Selling furniture to pay the laundry bill
The United States piled up another massive, all-time record deficit last year in its current account balance, a measure of its international balance of payments.
Yawn! Yawn! Old story - and too technical, you may think.
To some economists, though, the news last week that the current account was $804.9 billion in the red in 2005 should be an alarm bell, not a stale story repeated over many months and many years.
"It's like selling your furniture to pay for your laundry bill," warns Peter Morici, an economist at the University of Maryland in College Park.
He and others want quick action by the government, not merely, as Robert Scott puts it, the Bush administration's "ideological fealty to free markets" and little to remedy the overvaluation of the US dollar. The Economic Policy Institute economist suggests an international gathering of key world financial leaders with the aim of stanching the hemorrhage, which is piling up huge debts to foreigners, hollowing out American industry, costing millions of US jobs, and raising the risk of world financial turmoil.
In September 1985, notes economist Scott, the finance ministers of the Group of Five (the US, West Germany, France, Japan, and Britain) got together at the Plaza Hotel in New York and agreed to devalue the dollar. In the following two years, the dollar plunged 51 percent in value against the Japanese yen and the Deutsche mark. The US trade deficit shrank enormously to a "sustainable level" as imports became more expensive and American exports cheaper.

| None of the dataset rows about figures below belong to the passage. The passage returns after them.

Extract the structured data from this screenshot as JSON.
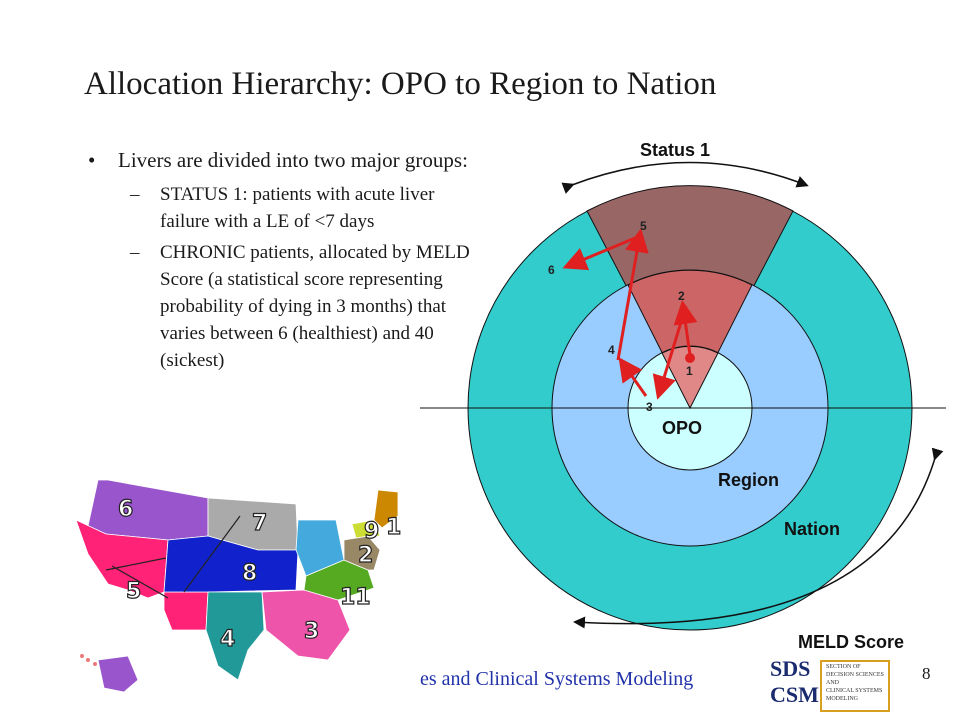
{
  "slide": {
    "title": "Allocation Hierarchy: OPO to Region to Nation",
    "page_number": "8",
    "footer_text": "es and Clinical Systems Modeling"
  },
  "bullets": {
    "main_bullet": "•",
    "main": "Livers are divided into two major groups:",
    "sub_dash": "–",
    "sub": [
      "STATUS 1: patients with acute liver failure with a LE of <7 days",
      "CHRONIC patients, allocated by MELD Score (a statistical score representing probability of dying in 3 months) that varies between 6 (healthiest) and 40 (sickest)"
    ]
  },
  "diagram": {
    "status_label": "Status 1",
    "meld_label": "MELD Score",
    "opo_label": "OPO",
    "region_label": "Region",
    "nation_label": "Nation",
    "step_labels": [
      "1",
      "2",
      "3",
      "4",
      "5",
      "6"
    ],
    "colors": {
      "nation": "#33cccc",
      "region": "#99ccff",
      "opo": "#ccffff",
      "sector_outer": "#996666",
      "sector_mid": "#cc6666",
      "sector_inner": "#e08888",
      "arrow": "#e02020"
    }
  },
  "map": {
    "region_labels": [
      "6",
      "7",
      "9",
      "1",
      "2",
      "8",
      "5",
      "11",
      "4",
      "3"
    ],
    "colors": {
      "r1": "#cc8800",
      "r2": "#998866",
      "r3": "#ee55aa",
      "r4": "#229999",
      "r5": "#ff2277",
      "r6": "#9955cc",
      "r7": "#aaaaaa",
      "r8": "#1122cc",
      "r9": "#ccdd33",
      "r10": "#44aadd",
      "r11": "#55aa22"
    }
  },
  "logo": {
    "sds": "SDS",
    "csm": "CSM",
    "lines": [
      "SECTION OF",
      "DECISION SCIENCES",
      "AND",
      "CLINICAL SYSTEMS",
      "MODELING"
    ]
  }
}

The need for the US to help launch an internationally cooperative process to deal with today's financial imbalances "is urgent," says Charles McMillion, chief economist of MBG Information Services in Washington, D.C. He suggests something like the Bretton Woods conference of 1944 that established the postwar international monetary and financial system.
As it is, continuous US trade deficits "are weakening the supply chain, the rich infrastructure that has supported our dynamic economy for a long time," warns Mr. McMillion.
Last week, the Manufacturers Alliance/MAPI, a policy-research group in Arlington, Va., noted that the number of factories in the US shrank last year to 336,000, down 10 percent from its 1997 peak. Worse, the creation of new American factories has dropped dramatically.
Another suggestion comes from Dimitri Papadimitriou, president of the Levy Economics Institute of Bard College in Annandale-on-Hudson, N.Y.: Impose a major tariff on all imports, he says, not just those from China, to force the deficit issue to world attention. Article 12 of the World Trade Organization allows nations with huge deficits to do just that, legally.
As of the final quarter of 2005, the deficit in the current account, a measure which includes the trade deficit in goods and services, net investment income, and other transfers (including remittances of immigrants), amounted to 7 percent of gross domestic product.
In relation to GDP, that's twice the level it was at the time of the drastic 1985 Plaza Accord.
What it means is that the US is purchasing about 7 percent more than it's producing. In effect, it needs to import about $2.5 billion in foreign capital every day to finance this deficit. America's net international investment deficit - how much the US owes to other nations - probably reached $3 trillion at the end of last year, estimates Scott. That's one-quarter of the gross domestic product.
Most of the current account deficit is financed by China, Japan, North Korea, and other nations buying US Treasury bonds and other American financial securities - paper assets. But foreigners are also using their dollars to buy American companies or invest in new plants and equipment. Last year those investments reached $128 billion.
The US is rapidly selling off its productive facilities. Foreigners now own 97 percent of sound recording industries, 65 percent of metal ore mining, 63 percent of book publishers, 51 percent of plastic product companies, 48 percent of glass and glass product businesses, 30 percent of chemical manufacturers, and so on through a list of dozens of industries, down to 20 percent of iron, steel mills, and steel products.
In a sense, that's the result of globalization and flourishing multinational firms. Other nations used to complain about US ownership of their businesses. The shoe is now on the other foot.
Congress may step in. There are several bills that would compel action. One would permit domestic firms to seek duties on Chinese imports to offset the "subsidies" China provides its producers by government manipulation of its currency. Mr. Morici reckons that amounts to a 33 percent subsidy.
Elimination of that subsidy would be hard on Wal-Mart and its customers. It might also revive US manufacturing - which has lost 3 million jobs since 2000.